Learning Git Internals with Rust

In this latest blog on Git internals with Rust, I will focus on the ls-tree command in Git. You can find the earlier posts here:

Part 1 — git init
Part 2 — git hash-object
Part 3 — refactoring
Part 4 — git cat-file

The ls-tree command is similar to doing an ls in a terminal emulator. It lists the contents of tree objects in Git.
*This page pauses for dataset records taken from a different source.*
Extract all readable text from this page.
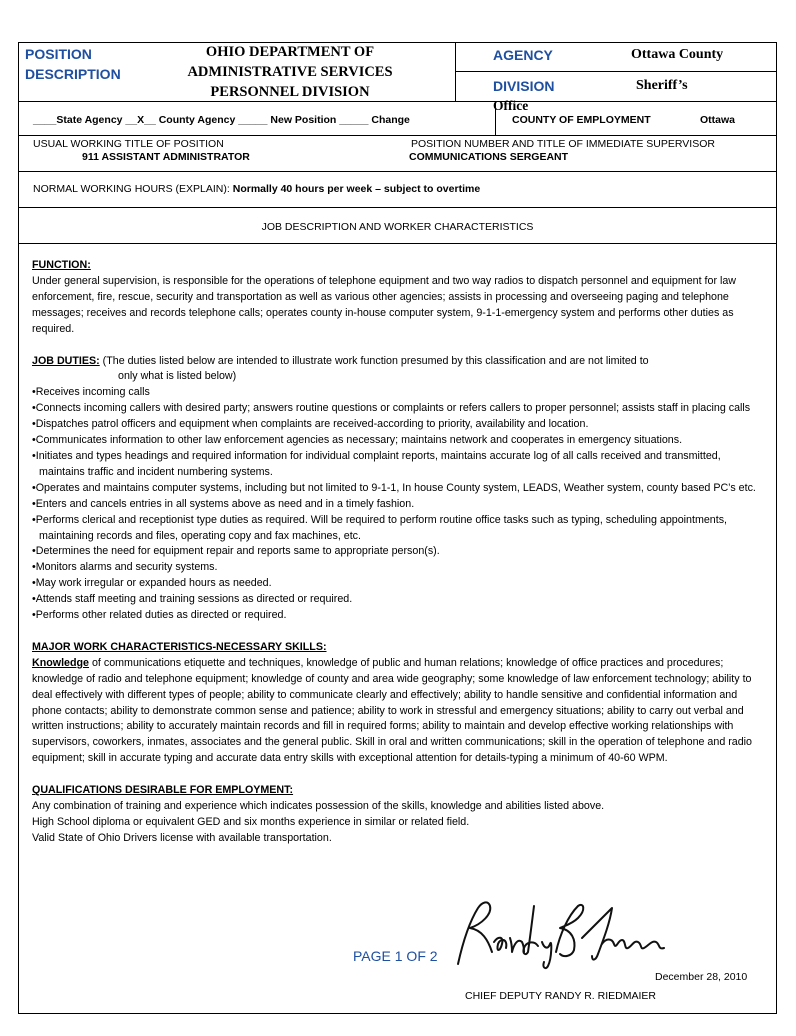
POSITION
DESCRIPTION
OHIO DEPARTMENT OF
ADMINISTRATIVE SERVICES
PERSONNEL DIVISION
AGENCY	Ottawa County
DIVISION	Sheriff’s
Office
____State Agency __X__ County Agency _____ New Position _____ Change	COUNTY OF EMPLOYMENT	Ottawa
USUAL WORKING TITLE OF POSITION
911 ASSISTANT ADMINISTRATOR
POSITION NUMBER AND TITLE OF IMMEDIATE SUPERVISOR
COMMUNICATIONS SERGEANT
NORMAL WORKING HOURS (EXPLAIN): Normally 40 hours per week – subject to overtime
JOB DESCRIPTION AND WORKER CHARACTERISTICS

FUNCTION:

Under general supervision, is responsible for the operations of telephone equipment and two way radios to dispatch personnel and equipment for law enforcement, fire, rescue, security and transportation as well as various other agencies; assists in processing and overseeing paging and telephone messages; receives and records telephone calls; operates county in-house computer system, 9-1-1-emergency system and performs other duties as required.

JOB DUTIES: (The duties listed below are intended to illustrate work function presumed by this classification and are not limited to

only what is listed below)

•Receives incoming calls

•Connects incoming callers with desired party; answers routine questions or complaints or refers callers to proper personnel; assists staff in placing calls

•Dispatches patrol officers and equipment when complaints are received-according to priority, availability and location.

•Communicates information to other law enforcement agencies as necessary; maintains network and cooperates in emergency situations.

•Initiates and types headings and required information for individual complaint reports, maintains accurate log of all calls received and transmitted, maintains traffic and incident numbering systems.

•Operates and maintains computer systems, including but not limited to 9-1-1, In house County system, LEADS, Weather system, county based PC’s etc.

•Enters and cancels entries in all systems above as need and in a timely fashion.

•Performs clerical and receptionist type duties as required. Will be required to perform routine office tasks such as typing, scheduling appointments, maintaining records and files, operating copy and fax machines, etc.

•Determines the need for equipment repair and reports same to appropriate person(s).

•Monitors alarms and security systems.

•May work irregular or expanded hours as needed.

•Attends staff meeting and training sessions as directed or required.

•Performs other related duties as directed or required.

MAJOR WORK CHARACTERISTICS-NECESSARY SKILLS:

Knowledge of communications etiquette and techniques, knowledge of public and human relations; knowledge of office practices and procedures; knowledge of radio and telephone equipment; knowledge of county and area wide geography; some knowledge of law enforcement technology; ability to deal effectively with different types of people; ability to communicate clearly and effectively; ability to handle sensitive and confidential information and phone contacts; ability to demonstrate common sense and patience; ability to work in stressful and emergency situations; ability to carry out verbal and written instructions; ability to accurately maintain records and fill in required forms; ability to maintain and develop effective working relationships with supervisors, coworkers, inmates, associates and the general public. Skill in oral and written communications; skill in the operation of telephone and radio equipment; skill in accurate typing and accurate data entry skills with exceptional attention for details-typing a minimum of 40-60 WPM.

QUALIFICATIONS DESIRABLE FOR EMPLOYMENT:

Any combination of training and experience which indicates possession of the skills, knowledge and abilities listed above.

High School diploma or equivalent GED and six months experience in similar or related field.

Valid State of Ohio Drivers license with available transportation.

PAGE 1 OF 2
December 28, 2010
CHIEF DEPUTY RANDY R. RIEDMAIER
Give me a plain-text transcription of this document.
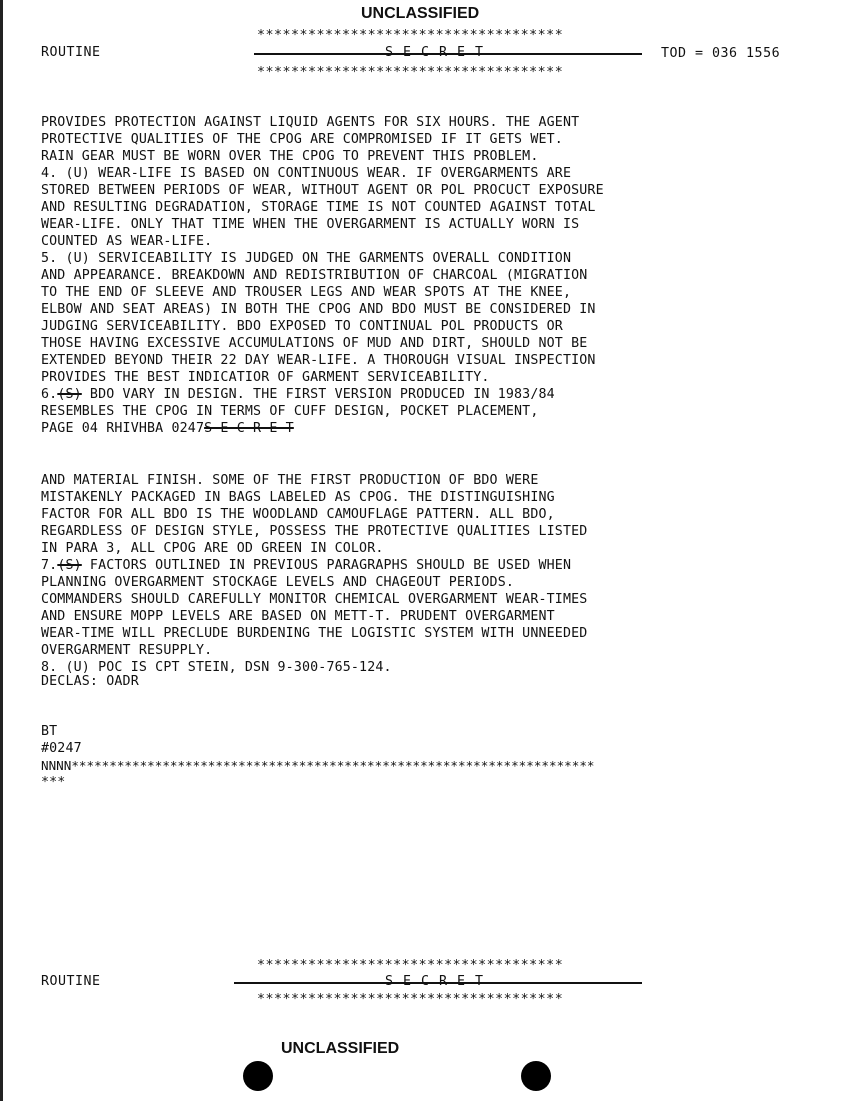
UNCLASSIFIED
ROUTINE
************************************
S E C R E T	TOD = 036 1556
************************************

PROVIDES PROTECTION AGAINST LIQUID AGENTS FOR SIX HOURS. THE AGENT
PROTECTIVE QUALITIES OF THE CPOG ARE COMPROMISED IF IT GETS WET.
RAIN GEAR MUST BE WORN OVER THE CPOG TO PREVENT THIS PROBLEM.
4. (U) WEAR-LIFE IS BASED ON CONTINUOUS WEAR. IF OVERGARMENTS ARE
STORED BETWEEN PERIODS OF WEAR, WITHOUT AGENT OR POL PROCUCT EXPOSURE
AND RESULTING DEGRADATION, STORAGE TIME IS NOT COUNTED AGAINST TOTAL
WEAR-LIFE. ONLY THAT TIME WHEN THE OVERGARMENT IS ACTUALLY WORN IS
COUNTED AS WEAR-LIFE.
5. (U) SERVICEABILITY IS JUDGED ON THE GARMENTS OVERALL CONDITION
AND APPEARANCE. BREAKDOWN AND REDISTRIBUTION OF CHARCOAL (MIGRATION
TO THE END OF SLEEVE AND TROUSER LEGS AND WEAR SPOTS AT THE KNEE,
ELBOW AND SEAT AREAS) IN BOTH THE CPOG AND BDO MUST BE CONSIDERED IN
JUDGING SERVICEABILITY. BDO EXPOSED TO CONTINUAL POL PRODUCTS OR
THOSE HAVING EXCESSIVE ACCUMULATIONS OF MUD AND DIRT, SHOULD NOT BE
EXTENDED BEYOND THEIR 22 DAY WEAR-LIFE. A THOROUGH VISUAL INSPECTION
PROVIDES THE BEST INDICATIOR OF GARMENT SERVICEABILITY.
6.(S) BDO VARY IN DESIGN. THE FIRST VERSION PRODUCED IN 1983/84
RESEMBLES THE CPOG IN TERMS OF CUFF DESIGN, POCKET PLACEMENT,

PAGE 04 RHIVHBA 0247S E C R E T

AND MATERIAL FINISH. SOME OF THE FIRST PRODUCTION OF BDO WERE
MISTAKENLY PACKAGED IN BAGS LABELED AS CPOG. THE DISTINGUISHING
FACTOR FOR ALL BDO IS THE WOODLAND CAMOUFLAGE PATTERN. ALL BDO,
REGARDLESS OF DESIGN STYLE, POSSESS THE PROTECTIVE QUALITIES LISTED
IN PARA 3, ALL CPOG ARE OD GREEN IN COLOR.
7.(S) FACTORS OUTLINED IN PREVIOUS PARAGRAPHS SHOULD BE USED WHEN
PLANNING OVERGARMENT STOCKAGE LEVELS AND CHAGEOUT PERIODS.
COMMANDERS SHOULD CAREFULLY MONITOR CHEMICAL OVERGARMENT WEAR-TIMES
AND ENSURE MOPP LEVELS ARE BASED ON METT-T. PRUDENT OVERGARMENT
WEAR-TIME WILL PRECLUDE BURDENING THE LOGISTIC SYSTEM WITH UNNEEDED
OVERGARMENT RESUPPLY.
8. (U) POC IS CPT STEIN, DSN 9-300-765-124.

DECLAS: OADR
BT
#0247
NNNN*********************************************************************
***
************************************
ROUTINE	S E C R E T
************************************
UNCLASSIFIED
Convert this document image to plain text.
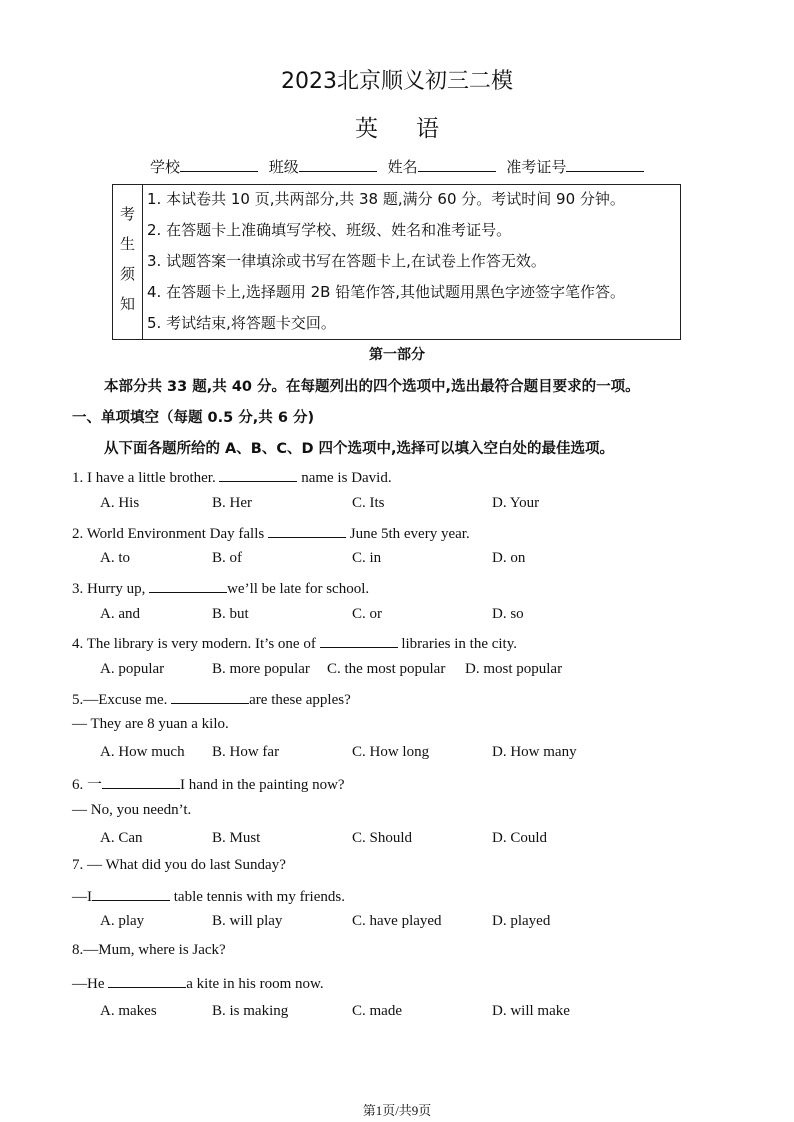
2023北京顺义初三二模
英语
学校	班级	姓名	准考证号
考
生
须
知
1. 本试卷共 10 页,共两部分,共 38 题,满分 60 分。考试时间 90 分钟。
2. 在答题卡上准确填写学校、班级、姓名和准考证号。
3. 试题答案一律填涂或书写在答题卡上,在试卷上作答无效。
4. 在答题卡上,选择题用 2B 铅笔作答,其他试题用黑色字迹签字笔作答。
5. 考试结束,将答题卡交回。
第一部分
本部分共 33 题,共 40 分。在每题列出的四个选项中,选出最符合题目要求的一项。
一、单项填空（每题 0.5 分,共 6 分)
从下面各题所给的 A、B、C、D 四个选项中,选择可以填入空白处的最佳选项。
1. I have a little brother.	name is David.
A. His	B. Her	C. Its	D. Your
2. World Environment Day falls	June 5th every year.
A. to	B. of	C. in	D. on
3. Hurry up,	we’ll be late for school.
A. and	B. but	C. or	D. so
4. The library is very modern. It’s one of	libraries in the city.
A. popular	B. more popular C. the most popular D. most popular
5.—Excuse me.	are these apples?
— They are 8 yuan a kilo.
A. How much B. How far	C. How long	D. How many
6. 一	I hand in the painting now?
— No, you needn’t.
A. Can	B. Must	C. Should	D. Could
7. — What did you do last Sunday?
—I	table tennis with my friends.
A. play	B. will play	C. have played	D. played
8.—Mum, where is Jack?
—He	a kite in his room now.
A. makes	B. is making	C. made	D. will make
第1页/共9页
The Git object model looks like this (copied from Part 2)

git object tree

A commit object contains (among other things) a “pointer” to a tree object in the form of a SHA-1 hash (`01a2` in the diagram). The tree object contains entries referencing other Git objects at that level of the hierarchy of objects. Consider this directory structure

my_project/
  Cargo.toml
  src/
    main.rs
    commands.rs
    commands/
      ls_tree.rs

A tree object would have Cargo.toml and src as entries. The src entry would have a type tree which could then be used to recurse down and list additional tree entries (e.g. git ls-tree -r ... similar to ls -r).

$ git ls-tree c086
100644 blob 942a0dd92845b91f0ed99178b782729f233ea780    Cargo.toml
040000 tree 92bf6c48606cbce7b9c9fcc926b4421afb6ed386    src

Tree Object Format

The contents of a tree object follows the pattern we saw in Part 3 for other objects like blob objects --- a header followed by content, with the header and content separated by a null byte (0x0), with the header containing the object type (tree) and the length of the content.

For tree objects the content contains one or more “entries”. Each entry is itself split into two parts separated by a null byte --- the file permissions (i.e. “mode”) as octal-encoded bits typical for *nix systems (e.g. 100644 for Cargo.toml in the example above) and the file name in the first part, and after the null byte the 20 byte SHA-1 hash. This is the raw bytes, not ASCII-encoded (otherwise it would be 40 bytes, right). So a tree object looks something like

raw tree object

The ls-tree command also allows printing the size of the file with the -l/--long option e.g.

$ git ls-tree -l c086
100644 blob 942a0dd92845b91f0ed99178b782729f233ea780     535    Cargo.toml
040000 tree 92bf6c48606cbce7b9c9fcc926b4421afb6ed386       -    src

You may have noticed though that neither the object type nor the object length is actually contained in the description of the tree object entries. You are correct. To retrieve this information we have to take the object hash in each entry and read the referenced object to retrieve that info.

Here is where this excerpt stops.